Acht Brillen

Weiß ich den Weg auch nicht

Volkmar Hamp Von Volkmar Hamp

08 Aug 2 min

Seit ein paar Wochen lebt meine Mutter in einem Pflegeheim. Ihre Beine tragen sie nicht mehr, so dass sie auf einen Rollstuhl angewiesen ist.

Und sie ist dement. Ihr Kurzzeitgedächtnis funktioniert nicht mehr. Sie vergisst augenblicklich, was sie erlebt, worüber wir gesprochen haben. Unentwegt stellt sie immer wieder dieselben Fragen. Die Antworten hat sie schon vergessen, kaum dass wir sie gegeben haben. Traurig und frustrierend ist das.

Was noch ganz gut funktioniert, ist das Langzeitgedächtnis. Wenn es die richtigen Impulse bekommt.

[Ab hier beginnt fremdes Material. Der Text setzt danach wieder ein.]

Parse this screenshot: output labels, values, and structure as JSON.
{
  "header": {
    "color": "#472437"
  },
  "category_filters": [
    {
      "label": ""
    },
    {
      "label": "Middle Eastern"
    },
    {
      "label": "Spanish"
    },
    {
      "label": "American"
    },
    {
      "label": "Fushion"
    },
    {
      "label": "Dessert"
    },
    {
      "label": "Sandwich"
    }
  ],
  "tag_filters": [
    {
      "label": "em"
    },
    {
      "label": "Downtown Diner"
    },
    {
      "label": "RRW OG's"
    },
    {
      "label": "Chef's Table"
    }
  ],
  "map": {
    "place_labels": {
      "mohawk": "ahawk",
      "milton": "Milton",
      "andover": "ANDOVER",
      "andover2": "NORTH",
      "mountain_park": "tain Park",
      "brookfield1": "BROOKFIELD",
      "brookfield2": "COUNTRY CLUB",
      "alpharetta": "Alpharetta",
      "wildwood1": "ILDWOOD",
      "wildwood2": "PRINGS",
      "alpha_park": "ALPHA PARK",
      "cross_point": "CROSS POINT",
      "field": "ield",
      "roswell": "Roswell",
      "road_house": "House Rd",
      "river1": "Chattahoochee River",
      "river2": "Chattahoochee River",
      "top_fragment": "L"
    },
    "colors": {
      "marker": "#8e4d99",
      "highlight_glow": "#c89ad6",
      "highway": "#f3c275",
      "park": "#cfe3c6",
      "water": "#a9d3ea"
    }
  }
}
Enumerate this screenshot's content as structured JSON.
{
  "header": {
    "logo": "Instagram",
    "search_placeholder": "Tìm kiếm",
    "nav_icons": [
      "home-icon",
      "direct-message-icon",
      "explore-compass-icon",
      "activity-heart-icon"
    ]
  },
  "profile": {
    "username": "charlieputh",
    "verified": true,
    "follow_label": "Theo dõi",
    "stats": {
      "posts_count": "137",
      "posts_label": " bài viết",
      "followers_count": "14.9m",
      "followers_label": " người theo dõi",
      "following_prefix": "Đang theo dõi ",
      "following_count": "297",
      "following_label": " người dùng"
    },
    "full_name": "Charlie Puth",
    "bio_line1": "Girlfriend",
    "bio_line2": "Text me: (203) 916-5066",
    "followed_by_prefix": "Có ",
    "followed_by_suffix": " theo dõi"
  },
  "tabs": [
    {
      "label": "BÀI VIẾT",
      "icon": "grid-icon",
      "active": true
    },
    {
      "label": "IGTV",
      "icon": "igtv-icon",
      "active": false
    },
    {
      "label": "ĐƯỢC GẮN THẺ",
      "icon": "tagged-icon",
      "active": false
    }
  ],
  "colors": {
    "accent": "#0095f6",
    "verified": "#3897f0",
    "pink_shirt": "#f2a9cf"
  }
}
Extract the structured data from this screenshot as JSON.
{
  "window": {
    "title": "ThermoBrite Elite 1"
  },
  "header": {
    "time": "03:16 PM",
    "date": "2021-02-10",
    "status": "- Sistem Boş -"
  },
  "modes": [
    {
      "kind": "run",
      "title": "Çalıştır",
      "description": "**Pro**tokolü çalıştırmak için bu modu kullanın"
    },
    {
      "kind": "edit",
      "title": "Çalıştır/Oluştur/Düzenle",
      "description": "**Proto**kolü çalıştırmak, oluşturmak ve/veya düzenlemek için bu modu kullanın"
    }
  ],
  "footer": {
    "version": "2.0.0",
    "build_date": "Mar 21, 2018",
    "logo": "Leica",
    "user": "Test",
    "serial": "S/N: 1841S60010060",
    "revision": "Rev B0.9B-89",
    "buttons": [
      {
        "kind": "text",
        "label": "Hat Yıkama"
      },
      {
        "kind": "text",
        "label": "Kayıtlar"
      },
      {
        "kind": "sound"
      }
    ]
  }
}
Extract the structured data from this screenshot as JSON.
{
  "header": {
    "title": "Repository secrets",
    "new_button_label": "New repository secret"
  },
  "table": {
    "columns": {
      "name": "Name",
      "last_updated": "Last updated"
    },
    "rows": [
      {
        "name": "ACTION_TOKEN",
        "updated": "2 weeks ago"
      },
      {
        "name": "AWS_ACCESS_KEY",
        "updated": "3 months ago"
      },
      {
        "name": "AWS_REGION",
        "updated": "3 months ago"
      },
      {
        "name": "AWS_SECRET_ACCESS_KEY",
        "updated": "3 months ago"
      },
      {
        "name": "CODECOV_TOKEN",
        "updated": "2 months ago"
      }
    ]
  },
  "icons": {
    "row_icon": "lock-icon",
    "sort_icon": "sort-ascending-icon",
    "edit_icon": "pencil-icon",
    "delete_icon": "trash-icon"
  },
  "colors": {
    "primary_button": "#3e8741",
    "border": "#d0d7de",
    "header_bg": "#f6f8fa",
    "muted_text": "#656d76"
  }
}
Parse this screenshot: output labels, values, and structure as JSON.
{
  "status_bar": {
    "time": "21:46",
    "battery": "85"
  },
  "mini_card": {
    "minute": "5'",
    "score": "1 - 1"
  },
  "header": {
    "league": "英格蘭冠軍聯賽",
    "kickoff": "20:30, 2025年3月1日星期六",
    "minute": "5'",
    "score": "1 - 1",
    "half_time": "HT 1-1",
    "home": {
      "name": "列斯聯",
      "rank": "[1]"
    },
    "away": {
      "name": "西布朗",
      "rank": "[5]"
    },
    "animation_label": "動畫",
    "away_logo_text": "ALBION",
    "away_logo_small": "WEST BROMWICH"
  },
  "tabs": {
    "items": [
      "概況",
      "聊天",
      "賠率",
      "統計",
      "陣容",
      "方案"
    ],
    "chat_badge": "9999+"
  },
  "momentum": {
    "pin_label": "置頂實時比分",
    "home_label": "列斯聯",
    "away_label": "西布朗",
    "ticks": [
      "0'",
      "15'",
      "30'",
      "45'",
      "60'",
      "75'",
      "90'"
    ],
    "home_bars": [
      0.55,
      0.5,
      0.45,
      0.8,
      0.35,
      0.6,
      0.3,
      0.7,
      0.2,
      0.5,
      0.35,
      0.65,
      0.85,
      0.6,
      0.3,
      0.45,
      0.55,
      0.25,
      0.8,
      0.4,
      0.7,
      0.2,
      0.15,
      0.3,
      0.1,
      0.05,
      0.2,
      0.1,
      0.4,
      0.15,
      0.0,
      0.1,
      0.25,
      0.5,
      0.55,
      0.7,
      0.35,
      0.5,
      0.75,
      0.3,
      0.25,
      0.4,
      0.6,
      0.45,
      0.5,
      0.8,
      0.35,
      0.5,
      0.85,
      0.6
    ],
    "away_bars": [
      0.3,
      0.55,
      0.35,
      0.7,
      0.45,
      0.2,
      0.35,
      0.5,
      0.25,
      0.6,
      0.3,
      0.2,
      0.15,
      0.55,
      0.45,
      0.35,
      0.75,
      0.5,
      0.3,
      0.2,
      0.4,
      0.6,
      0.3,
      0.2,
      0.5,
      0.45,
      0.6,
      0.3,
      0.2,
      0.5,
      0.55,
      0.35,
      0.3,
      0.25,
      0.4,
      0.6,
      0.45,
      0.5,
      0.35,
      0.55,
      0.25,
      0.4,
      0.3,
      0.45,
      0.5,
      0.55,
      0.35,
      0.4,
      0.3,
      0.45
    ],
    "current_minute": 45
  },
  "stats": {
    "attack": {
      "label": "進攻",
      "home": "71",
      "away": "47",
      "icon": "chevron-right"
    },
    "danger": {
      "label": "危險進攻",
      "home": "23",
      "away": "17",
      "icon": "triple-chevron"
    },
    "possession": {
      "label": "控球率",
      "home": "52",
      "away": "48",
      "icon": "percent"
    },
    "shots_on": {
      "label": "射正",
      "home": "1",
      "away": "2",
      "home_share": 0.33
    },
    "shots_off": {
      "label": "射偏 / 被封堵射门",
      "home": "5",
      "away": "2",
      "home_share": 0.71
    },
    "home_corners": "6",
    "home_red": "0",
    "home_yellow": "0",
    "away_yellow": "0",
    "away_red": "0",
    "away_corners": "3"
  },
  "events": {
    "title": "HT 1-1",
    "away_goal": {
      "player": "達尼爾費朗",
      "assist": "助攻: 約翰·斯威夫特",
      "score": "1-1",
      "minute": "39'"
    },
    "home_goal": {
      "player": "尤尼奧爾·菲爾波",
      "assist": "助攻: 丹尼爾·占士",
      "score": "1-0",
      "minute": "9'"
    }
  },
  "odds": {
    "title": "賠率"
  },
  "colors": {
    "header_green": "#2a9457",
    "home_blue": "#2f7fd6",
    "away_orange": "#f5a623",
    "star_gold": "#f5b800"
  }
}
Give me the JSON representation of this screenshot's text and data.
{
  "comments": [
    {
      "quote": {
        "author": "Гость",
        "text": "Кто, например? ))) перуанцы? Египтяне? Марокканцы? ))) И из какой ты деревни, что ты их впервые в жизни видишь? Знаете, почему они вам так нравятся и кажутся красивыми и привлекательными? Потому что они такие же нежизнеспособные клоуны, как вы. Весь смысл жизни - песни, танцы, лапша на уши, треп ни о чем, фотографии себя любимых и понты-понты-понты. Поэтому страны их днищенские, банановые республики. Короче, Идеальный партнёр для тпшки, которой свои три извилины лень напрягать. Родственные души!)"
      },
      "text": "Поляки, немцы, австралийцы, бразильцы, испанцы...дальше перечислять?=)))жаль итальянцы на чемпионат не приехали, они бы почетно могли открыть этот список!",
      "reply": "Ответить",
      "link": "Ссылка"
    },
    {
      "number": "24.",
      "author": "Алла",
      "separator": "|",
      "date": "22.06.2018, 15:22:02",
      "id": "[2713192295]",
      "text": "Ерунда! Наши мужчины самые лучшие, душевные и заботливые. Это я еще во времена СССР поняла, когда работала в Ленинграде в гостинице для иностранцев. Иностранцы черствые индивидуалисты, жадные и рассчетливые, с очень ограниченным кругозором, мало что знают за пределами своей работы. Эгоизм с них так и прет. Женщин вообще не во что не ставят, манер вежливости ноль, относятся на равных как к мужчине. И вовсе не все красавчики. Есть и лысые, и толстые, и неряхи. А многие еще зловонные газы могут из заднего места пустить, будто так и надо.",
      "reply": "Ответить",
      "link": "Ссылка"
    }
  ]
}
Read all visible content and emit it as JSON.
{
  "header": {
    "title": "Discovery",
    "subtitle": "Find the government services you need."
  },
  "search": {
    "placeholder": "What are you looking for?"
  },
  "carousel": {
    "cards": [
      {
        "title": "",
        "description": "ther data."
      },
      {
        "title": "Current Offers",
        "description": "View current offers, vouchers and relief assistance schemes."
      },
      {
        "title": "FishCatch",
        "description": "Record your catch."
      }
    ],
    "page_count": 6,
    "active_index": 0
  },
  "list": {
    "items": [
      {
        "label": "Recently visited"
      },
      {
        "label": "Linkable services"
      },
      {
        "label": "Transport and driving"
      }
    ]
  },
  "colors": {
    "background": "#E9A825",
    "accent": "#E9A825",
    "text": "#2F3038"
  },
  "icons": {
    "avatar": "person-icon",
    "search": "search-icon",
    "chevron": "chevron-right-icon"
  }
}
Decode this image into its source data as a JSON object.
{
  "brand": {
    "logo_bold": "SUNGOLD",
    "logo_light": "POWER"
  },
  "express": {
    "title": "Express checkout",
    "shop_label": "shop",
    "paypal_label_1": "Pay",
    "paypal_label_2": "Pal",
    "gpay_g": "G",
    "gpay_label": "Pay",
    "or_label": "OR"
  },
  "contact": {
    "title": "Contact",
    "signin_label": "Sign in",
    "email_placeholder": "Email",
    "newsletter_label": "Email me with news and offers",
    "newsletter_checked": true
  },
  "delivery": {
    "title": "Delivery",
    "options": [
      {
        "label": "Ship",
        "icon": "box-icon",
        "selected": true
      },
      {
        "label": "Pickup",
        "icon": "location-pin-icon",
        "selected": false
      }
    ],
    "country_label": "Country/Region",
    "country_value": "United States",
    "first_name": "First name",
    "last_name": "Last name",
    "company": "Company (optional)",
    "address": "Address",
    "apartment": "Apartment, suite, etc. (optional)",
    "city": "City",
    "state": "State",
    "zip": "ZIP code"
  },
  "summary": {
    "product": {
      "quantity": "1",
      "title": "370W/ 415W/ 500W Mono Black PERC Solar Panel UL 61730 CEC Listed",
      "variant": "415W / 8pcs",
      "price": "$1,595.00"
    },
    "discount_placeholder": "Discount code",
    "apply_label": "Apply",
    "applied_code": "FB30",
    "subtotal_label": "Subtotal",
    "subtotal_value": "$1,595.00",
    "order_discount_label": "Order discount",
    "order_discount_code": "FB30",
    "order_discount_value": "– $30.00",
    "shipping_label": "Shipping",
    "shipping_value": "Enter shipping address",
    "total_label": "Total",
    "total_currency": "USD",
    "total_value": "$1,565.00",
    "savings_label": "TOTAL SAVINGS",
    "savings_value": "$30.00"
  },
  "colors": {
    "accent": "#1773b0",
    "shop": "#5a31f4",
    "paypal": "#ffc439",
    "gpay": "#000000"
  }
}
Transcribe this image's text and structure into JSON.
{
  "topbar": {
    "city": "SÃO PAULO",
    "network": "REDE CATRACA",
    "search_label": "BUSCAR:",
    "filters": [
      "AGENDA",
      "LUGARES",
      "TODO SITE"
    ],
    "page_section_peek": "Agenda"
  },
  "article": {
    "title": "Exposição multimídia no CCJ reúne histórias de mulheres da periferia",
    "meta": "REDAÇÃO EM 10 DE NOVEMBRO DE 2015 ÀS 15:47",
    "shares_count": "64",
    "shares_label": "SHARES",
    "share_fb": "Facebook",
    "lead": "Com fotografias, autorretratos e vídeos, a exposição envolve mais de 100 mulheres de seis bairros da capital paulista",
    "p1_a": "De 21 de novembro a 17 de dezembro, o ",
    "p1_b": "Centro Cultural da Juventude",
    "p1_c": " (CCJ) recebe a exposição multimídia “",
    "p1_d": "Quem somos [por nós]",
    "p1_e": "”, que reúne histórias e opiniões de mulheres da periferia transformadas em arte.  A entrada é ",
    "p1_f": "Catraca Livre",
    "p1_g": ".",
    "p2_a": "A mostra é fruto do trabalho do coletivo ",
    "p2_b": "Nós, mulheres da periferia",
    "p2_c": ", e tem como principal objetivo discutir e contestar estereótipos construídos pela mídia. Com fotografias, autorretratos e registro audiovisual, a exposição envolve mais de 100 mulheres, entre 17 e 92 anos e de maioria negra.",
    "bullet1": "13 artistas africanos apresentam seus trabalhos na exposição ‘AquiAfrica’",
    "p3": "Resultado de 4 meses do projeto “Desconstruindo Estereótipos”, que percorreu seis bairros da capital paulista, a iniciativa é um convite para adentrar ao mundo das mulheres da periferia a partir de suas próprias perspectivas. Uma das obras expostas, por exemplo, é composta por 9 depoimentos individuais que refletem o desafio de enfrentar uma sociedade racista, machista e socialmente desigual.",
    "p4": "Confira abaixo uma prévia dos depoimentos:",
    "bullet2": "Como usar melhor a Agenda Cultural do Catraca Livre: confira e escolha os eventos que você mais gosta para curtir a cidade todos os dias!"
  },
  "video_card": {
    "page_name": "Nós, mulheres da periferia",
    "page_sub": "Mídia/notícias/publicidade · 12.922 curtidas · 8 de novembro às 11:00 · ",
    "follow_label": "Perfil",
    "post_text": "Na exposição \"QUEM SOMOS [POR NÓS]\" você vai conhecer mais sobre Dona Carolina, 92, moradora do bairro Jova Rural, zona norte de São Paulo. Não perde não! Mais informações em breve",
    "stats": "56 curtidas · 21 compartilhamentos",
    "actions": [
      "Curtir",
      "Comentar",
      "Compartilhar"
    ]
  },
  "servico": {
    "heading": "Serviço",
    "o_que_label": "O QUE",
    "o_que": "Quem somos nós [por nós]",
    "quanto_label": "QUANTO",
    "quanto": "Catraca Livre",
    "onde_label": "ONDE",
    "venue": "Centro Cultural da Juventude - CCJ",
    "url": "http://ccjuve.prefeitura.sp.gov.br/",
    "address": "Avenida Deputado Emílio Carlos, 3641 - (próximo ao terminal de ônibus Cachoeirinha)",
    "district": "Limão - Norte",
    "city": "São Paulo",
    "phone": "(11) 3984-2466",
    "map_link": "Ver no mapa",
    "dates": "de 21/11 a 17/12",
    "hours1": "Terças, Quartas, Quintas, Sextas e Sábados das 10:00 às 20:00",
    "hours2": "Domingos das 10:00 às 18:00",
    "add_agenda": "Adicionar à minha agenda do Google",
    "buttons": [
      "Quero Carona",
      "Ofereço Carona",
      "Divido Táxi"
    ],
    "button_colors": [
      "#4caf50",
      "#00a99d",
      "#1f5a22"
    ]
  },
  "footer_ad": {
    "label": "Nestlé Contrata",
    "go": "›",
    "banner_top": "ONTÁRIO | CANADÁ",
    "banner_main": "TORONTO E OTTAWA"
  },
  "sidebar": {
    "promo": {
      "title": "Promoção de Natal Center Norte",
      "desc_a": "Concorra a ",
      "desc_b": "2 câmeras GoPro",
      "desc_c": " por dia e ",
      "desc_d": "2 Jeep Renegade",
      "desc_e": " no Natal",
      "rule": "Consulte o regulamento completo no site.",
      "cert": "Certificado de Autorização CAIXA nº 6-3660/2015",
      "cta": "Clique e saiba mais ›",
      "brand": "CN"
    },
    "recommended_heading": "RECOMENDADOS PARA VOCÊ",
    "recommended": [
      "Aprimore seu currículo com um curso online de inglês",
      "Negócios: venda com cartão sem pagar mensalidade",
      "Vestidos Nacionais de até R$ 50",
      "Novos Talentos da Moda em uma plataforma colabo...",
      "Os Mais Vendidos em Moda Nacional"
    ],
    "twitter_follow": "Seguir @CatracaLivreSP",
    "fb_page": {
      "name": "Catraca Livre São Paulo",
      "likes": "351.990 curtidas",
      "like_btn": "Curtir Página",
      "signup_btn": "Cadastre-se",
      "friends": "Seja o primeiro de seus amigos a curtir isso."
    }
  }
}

Neulich haben wir „Lieder raten“ gespielt. Wir haben ihr die erste Zeile eines Liedes vorgesprochen, und sie hat den Text weitergeführt. Es waren die Lieder ihrer Kindheit und Jugend.

 

„Weiß ich den Weg auch nicht ...

du weißt ihn wohl;
das macht die Seele still und friedevoll.“

 

„Befiehl du deine Wege ...

und was dein Herze kränkt
der allertreusten Pflege
des, der den Himmel lenkt.
Der Wolken Luft und Winden
gibt Wege, Lauf und Bahn
der wird auch Wege finden,
da dein Fuß gehen kann.“

 

Zehn, zwölf Lieder hat meine Mutter auf diese Weise erinnert. Manche mit allen Strophen.

Dann haben wir es mit Bibelversen versucht, zum Beispiel mit Psalm 23.

 

„Der Herr ist mein Hirte ...

mir wird nichts mangeln.
Er weidet mich auf einer grünen Aue
und führet mich zum frischen Wasser.
Er erquicket meine Seele.
Er führet mich auf rechter Straße um seines Namens willen.
Und ob ich schon wanderte im finstern Tal,
fürchte ich kein Unglück;
denn du bist bei mir,
dein Stecken und Stab trösten mich.
Du bereitest vor mir einen Tisch im Angesicht meiner Feinde.
Du salbest mein Haupt mit Öl und schenkest mir voll ein.
Gutes und Barmherzigkeit werden mir folgen mein Leben lang,
und ich werde bleiben im Hause des HERRN immerdar.“

 

Ohne Zögern und Stocken kamen meiner Mutter die uralten Worte in den Sinn und über die Lippen. Was für ein Schatz! Sie weiß nicht, wo sie ist und warum. Aber dass Gott auch im finstersten Tal bei ihr ist, das weiß sie noch. Hoffe ich. Jedenfalls sind all diese Zusagen und Verheißungen tief in ihr verborgen. Wir müssen sie nur hervorlocken.

Heute bringen wir meiner Mutter ein „Singvögelein“ und ein altes Gemeindeliederbuch mit. Liederbücher aus der Zeit, als sie noch ganz in sich zu Hause war. Begleiter für die letzte Wegstrecke.

Und ich habe mir vorgenommen, noch ein paar Lieder, Gedichte und Bibelverse auswendig zu lernen. Für alle Fälle.